A institucionalização do confisco é um sério risco para a nossa economia. Primeiro, porque se perde o critério e a estabilidade. O que é um lucro extraordinário? São milhares, milhões ou milhares de milhões? São valores absolutos definidos ao gosto do freguês ou são valores relativos sobre os capitais investidos? Um lucro de milhares sobre capitais investidos de baixo valor é extraordinário? Segundo, o confisco é errado porque já existe um imposto sobre os lucros das empresas. Chama-se IRC, aplica-se a todas as empresas e, enterrada que está a reforma de há uns anos, a taxa marginal máxima de IRC (incluindo derramas) será em 2018 de 31,5%, uma das mais altas de toda a Europa. Terceiro, ao enveredar-se pelo confisco, porque é fácil e dá uns milhões, exoneram-se os reguladores sectoriais dos seus deveres: cuidar que os lucros dos regulados não resultam de posições abusivamente dominantes nem de práticas anti concorrenciais. Mais ainda: cuidar que da relação entre reguladores e regulados não resultam as barreiras à entrada, frequentemente apadrinhadas entre uns e outros, que conduzem à criação de oligopólios. Este último ponto é, aliás, um ponto que não pode ser descurado, precisamente porque é a partir da existência de contratos blindados, alegadamente irreversíveis, que alguns em Portugal justificam a sua pulsão confiscatória.
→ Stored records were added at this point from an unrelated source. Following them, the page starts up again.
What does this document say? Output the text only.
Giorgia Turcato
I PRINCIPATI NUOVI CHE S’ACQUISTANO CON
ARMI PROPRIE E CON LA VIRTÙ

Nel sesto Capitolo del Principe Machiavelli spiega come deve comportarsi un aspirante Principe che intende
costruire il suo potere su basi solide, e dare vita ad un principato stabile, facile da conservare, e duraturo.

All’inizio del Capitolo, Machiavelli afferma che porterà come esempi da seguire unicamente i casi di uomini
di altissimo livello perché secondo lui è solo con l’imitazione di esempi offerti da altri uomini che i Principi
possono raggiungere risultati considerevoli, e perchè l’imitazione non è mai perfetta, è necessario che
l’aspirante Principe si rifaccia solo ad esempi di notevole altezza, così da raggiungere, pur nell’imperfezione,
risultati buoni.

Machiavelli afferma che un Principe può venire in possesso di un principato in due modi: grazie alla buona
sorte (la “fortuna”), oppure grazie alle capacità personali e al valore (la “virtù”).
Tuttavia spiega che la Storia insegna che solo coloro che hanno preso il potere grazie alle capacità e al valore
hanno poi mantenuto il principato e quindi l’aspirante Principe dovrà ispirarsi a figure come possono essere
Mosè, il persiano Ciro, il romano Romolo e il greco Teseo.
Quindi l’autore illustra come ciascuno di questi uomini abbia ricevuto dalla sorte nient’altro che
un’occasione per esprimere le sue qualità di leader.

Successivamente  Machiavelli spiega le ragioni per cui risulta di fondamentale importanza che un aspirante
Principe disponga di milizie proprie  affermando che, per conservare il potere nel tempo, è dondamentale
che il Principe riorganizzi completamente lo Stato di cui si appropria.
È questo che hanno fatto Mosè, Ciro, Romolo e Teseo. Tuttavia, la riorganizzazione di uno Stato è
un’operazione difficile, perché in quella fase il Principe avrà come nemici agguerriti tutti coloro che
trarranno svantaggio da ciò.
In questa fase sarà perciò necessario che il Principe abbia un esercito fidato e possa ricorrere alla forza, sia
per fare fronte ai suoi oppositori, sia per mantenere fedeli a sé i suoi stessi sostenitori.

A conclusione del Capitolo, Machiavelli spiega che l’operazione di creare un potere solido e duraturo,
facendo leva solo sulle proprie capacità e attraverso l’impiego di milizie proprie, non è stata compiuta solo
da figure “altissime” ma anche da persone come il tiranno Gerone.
No caso em apreço neste artigo – a contribuição extraordinária sobre energias renováveis –, o que o BE queria era ir buscar um total de 250 milhões de euros preferencialmente a duas ou três grandes empresas em Portugal. A pulsão confiscatória era tal que se criaria o absurdo de, por um lado, querer tributar desta forma – com uma taxa de 30% (?!) – os resultados de um punhado de empresas e, por outro lado, dar-se o caso de o BE até ser dos partidos ecologicamente mais conscientes. Ou seja, o BE queria sol na eira e chuva no nabal. É um pouco como sucede quando os mesmos se queixam de que os salários líquidos em Portugal são parcos, mas em que ao mesmo tempo vão promovendo o aumento do peso do Estado e dos impostos por este cobrados. Não bate certo. Mas, sem prejuízo da crítica, também eu sou sensível a contratos que o Estado faz mal feitos. Também eu sou sensível a políticas de subsidiação que resultam, não no interesse comum (até porque isso dificilmente existe), mas sim num Estado capturado por interesses privados. Note-se que o problema não está nos privados; está sim nos interesses. Por esta razão, quanto menor for o peso do Estado na economia, menor será a probabilidade de captura. E na ausência de captura, ausente estará também o argumento que agora parece querer justificar o confisco.

Nota: Por opção própria, o autor não escreve segundo o novo acordo ortográfico.